R Error: singular matrix in solve() — Near-Singular Matrix Solutions
Error in solve.default(X) : system is computationally singular means R cannot invert the matrix because it is singular (determinant is zero) or nearly singular. This happens when columns are perfectly or highly correlated (multicollinearity).
The Error
# Reproduce the error: a matrix with linearly dependent columns
mat <- matrix(c(1, 2, 3, 2, 4, 6, 5, 10, 15), nrow = 3)
cat("Matrix:\n")
print(mat)
cat("\nDeterminant:", det(mat), "\n")
cat("Column 2 = 2 * Column 1, Column 3 = 5 * Column 1\n")

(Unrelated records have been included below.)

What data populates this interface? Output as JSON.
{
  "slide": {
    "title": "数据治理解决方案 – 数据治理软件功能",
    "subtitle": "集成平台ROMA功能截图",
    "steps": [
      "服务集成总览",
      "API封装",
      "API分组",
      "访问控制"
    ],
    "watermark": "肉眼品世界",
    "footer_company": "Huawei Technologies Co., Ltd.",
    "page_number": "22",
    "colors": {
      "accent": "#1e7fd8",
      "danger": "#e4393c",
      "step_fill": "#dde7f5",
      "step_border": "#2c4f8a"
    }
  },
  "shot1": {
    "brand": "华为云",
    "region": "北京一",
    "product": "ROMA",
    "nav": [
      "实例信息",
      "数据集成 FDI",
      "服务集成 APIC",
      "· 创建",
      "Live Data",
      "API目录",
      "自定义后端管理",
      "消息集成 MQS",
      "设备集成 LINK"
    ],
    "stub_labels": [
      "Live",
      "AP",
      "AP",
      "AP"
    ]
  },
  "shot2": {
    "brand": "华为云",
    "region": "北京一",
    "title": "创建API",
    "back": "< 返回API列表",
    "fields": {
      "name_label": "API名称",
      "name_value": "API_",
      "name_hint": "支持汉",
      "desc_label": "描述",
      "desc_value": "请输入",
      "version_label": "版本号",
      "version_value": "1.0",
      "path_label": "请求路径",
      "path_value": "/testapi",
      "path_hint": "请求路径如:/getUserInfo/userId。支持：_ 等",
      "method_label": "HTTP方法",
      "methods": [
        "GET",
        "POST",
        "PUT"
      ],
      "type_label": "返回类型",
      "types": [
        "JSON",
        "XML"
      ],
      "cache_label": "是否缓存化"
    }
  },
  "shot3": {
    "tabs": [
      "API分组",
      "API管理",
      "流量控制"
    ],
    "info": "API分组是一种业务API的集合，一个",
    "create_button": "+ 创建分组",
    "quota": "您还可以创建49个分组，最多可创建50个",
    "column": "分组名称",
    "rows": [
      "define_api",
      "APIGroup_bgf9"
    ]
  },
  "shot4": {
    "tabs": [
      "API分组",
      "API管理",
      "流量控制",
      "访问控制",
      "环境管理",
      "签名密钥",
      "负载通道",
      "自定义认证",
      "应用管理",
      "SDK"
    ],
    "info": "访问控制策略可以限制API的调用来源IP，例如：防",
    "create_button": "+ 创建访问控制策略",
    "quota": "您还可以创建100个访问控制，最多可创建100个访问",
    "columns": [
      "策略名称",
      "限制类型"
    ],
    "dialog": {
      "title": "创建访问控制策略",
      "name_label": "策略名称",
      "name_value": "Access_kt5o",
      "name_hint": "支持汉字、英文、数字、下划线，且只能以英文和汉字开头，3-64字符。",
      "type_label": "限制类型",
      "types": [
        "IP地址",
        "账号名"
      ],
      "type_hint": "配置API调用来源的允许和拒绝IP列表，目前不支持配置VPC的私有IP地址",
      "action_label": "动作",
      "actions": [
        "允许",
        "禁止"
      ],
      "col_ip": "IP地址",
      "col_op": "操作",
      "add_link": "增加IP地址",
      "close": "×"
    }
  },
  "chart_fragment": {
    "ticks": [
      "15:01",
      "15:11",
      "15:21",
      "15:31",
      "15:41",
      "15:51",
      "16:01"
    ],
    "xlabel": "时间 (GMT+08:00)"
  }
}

# solve(mat) # Error: system is computationally singular
cat("Cannot invert: the matrix has no inverse.\n")
Cause 1: Perfect Multicollinearity
One column is an exact linear combination of others:
# Common example: including both a variable and its transformation
set.seed(42)
x1 <- rnorm(100)
x2 <- 2 * x1 + 3 # perfectly correlated with x1
X <- cbind(1, x1, x2)
cat("Correlation between x1 and x2:", cor(x1, x2), "\n")
cat("Determinant of X'X:", det(t(X) %*% X), "\n")
# Fix: remove the redundant variable
X_fixed <- cbind(1, x1)
cat("Fixed determinant:", det(t(X_fixed) %*% X_fixed), "\n")
inv <- solve(t(X_fixed) %*% X_fixed)
cat("Inverse computed successfully.\n")
Fix: Remove one of the perfectly correlated variables. Use cor(X) to identify pairs with correlation of 1 or -1.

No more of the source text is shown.